Suffren et Hughes s’affrontent pour la première fois le 17 février 1782 au large du petit port de Sadras, sur la côte de Coromandel. Suffren, qui cherche à envelopper l’arrière garde anglaise, obtient une réussite partielle qui oblige l’escadre anglaise à fuir, mais ce premier combat met en lumière le manque de cohésion des capitaines autour de Suffren.
Un deuxième combat intervient deux mois plus tard, le 12 avril 1782, au large des côtes de Ceylan ou Suffren est venu se ravitailler après avoir débarqué́ à Porto Novo les troupes destinées à faire leur jonction avec celles d'Haidar Alî. Hughes est désormais presque à parité́ avec son adversaire. Après de longues manœuvres, le combat s’engage en ligne de file.
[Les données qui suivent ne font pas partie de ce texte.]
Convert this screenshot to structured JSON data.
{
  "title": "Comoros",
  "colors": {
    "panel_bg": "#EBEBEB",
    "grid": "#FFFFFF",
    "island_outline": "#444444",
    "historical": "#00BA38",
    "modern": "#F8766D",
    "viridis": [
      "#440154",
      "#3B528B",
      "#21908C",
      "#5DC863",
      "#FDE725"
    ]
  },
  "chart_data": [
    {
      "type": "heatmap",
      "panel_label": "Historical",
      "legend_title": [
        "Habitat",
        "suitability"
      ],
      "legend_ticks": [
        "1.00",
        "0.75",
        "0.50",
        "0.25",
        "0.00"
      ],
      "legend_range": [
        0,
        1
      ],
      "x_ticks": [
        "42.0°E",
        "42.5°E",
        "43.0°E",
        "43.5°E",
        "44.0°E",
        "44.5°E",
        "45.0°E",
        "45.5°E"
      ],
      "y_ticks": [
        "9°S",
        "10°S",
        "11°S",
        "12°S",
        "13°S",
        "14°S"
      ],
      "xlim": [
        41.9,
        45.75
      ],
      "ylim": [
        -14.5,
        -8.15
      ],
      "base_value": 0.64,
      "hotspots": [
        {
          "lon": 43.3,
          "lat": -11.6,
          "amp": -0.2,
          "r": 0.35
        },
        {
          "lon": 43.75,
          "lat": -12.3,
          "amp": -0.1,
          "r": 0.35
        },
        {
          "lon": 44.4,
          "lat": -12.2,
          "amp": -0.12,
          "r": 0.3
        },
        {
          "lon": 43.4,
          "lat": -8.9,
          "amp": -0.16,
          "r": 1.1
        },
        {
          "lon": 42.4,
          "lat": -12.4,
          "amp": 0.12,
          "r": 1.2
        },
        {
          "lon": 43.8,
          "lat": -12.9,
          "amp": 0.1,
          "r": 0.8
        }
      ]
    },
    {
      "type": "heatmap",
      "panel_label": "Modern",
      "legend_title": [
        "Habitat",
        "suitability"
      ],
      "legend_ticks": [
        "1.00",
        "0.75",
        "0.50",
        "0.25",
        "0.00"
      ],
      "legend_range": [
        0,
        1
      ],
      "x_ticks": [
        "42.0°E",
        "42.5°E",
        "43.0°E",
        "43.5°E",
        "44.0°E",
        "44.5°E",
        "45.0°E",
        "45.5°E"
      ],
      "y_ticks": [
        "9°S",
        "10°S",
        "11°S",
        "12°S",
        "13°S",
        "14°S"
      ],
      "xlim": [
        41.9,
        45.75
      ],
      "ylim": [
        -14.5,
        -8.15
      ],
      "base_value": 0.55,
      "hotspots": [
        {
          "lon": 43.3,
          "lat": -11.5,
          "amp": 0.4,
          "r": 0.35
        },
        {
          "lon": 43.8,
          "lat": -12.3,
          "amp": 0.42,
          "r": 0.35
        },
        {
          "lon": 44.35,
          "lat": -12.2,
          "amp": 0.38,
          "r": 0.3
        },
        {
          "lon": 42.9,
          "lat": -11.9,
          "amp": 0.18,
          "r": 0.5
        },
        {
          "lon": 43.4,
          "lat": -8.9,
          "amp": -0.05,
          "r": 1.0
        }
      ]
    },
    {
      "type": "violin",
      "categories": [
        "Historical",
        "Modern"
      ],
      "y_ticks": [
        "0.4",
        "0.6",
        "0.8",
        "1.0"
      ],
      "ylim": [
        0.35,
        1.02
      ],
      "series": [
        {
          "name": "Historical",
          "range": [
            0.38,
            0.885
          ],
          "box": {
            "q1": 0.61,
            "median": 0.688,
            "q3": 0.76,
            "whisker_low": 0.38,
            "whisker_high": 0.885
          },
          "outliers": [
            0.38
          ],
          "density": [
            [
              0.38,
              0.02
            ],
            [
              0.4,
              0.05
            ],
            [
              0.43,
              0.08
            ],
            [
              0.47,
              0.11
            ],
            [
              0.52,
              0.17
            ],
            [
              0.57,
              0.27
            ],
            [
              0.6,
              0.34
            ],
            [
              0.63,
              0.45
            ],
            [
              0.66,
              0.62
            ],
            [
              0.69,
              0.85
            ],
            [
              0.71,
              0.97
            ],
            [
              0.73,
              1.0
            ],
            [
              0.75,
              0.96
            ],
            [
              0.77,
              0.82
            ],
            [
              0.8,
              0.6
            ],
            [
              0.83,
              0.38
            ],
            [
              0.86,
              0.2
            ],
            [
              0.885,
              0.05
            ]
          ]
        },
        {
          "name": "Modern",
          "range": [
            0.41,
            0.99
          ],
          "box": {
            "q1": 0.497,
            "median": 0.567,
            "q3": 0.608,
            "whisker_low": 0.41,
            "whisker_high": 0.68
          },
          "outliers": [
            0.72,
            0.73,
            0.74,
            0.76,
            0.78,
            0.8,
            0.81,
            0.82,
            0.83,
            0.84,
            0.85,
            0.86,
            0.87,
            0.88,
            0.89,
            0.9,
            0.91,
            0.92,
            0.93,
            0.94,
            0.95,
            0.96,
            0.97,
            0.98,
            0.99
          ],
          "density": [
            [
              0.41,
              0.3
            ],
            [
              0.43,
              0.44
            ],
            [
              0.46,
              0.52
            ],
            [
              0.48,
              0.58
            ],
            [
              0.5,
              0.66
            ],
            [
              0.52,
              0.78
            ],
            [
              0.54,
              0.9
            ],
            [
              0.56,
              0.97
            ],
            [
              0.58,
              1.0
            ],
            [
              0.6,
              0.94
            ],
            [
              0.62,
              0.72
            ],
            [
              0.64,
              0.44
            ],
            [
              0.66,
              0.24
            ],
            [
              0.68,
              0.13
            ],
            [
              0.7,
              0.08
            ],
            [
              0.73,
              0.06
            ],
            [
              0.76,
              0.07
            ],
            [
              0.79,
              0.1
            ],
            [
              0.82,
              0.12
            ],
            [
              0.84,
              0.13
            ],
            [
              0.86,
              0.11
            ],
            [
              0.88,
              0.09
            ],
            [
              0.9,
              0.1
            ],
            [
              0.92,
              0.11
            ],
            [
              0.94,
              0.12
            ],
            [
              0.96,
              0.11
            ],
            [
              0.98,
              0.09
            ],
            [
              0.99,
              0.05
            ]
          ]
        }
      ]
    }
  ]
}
Comme à̀ Sadras, une partie des vaisseaux seulement suivent les ordres de Suffren et la bataille tourne finalement à la confusion générale, alors que beaucoup de vaisseaux sont très endommagés des deux côtés.
Après cinq heures de canonnade acharnée, les deux protagonistes, les voiles en lambeaux, sont contraints de jeter l'ancre alors que se lève un violent orage tropical à la nuit tombante. Suffren tente pendant une semaine de reprendre le combat, mais Hughes se dérobe et le 19 avril, l’escadre française décroche pour aller réparer et se ravitailler à Batticaloa.
Le troisième affrontement se passe au large de Négapatam, le 6 juillet 1782, alors que Suffren cherche à reconquérir ce comptoir néerlandais. Le combat tourne à la mêlée générale, cette fois à̀ cause du vent qui tourne brutalement et disperse les navires. Trois vaisseaux anglais et deux vaisseaux français sont gravement touchés. Trois navires français n’ont que peu ou pas participé à l’engagement, ce qui pousse Suffren à démettre de leur commandement leurs trois capitaines et à remplacer un quatrième pour cause de sénilité.
Hughes fait retraite et Suffren reste maitre des eaux entre la côte de Coromandel et Ceylan. Suffren appuie dans un premier temps sa logistique sur les petits ports de la région, Porto Novo et Gondelour sur la côte de Coromandel et Batticaloa sur l’ile de Ceylan. Pour tenir plus longtemps, il lui faut une base bien abritée, équipée et facile à̀ défendre. Il décide pour cela d’attaquer Trinquemalay, sur la côte est de Ceylan. L’opération est menée depuis le mouillage voisin de Batticaloa. Elle est montée avec 2 300 hommes combinant cipayes et troupes de marine. Le 26 août 1782, le débarquement se passe sans encombre et les deux forts qui défendent la rade capitulent rapidement,
Hughes arrive trop tard pour secourir sa base, mais provoque une quatrième bataille navale, car Suffren l’attaque immédiatement pour essayer encore une fois de l’anéantir.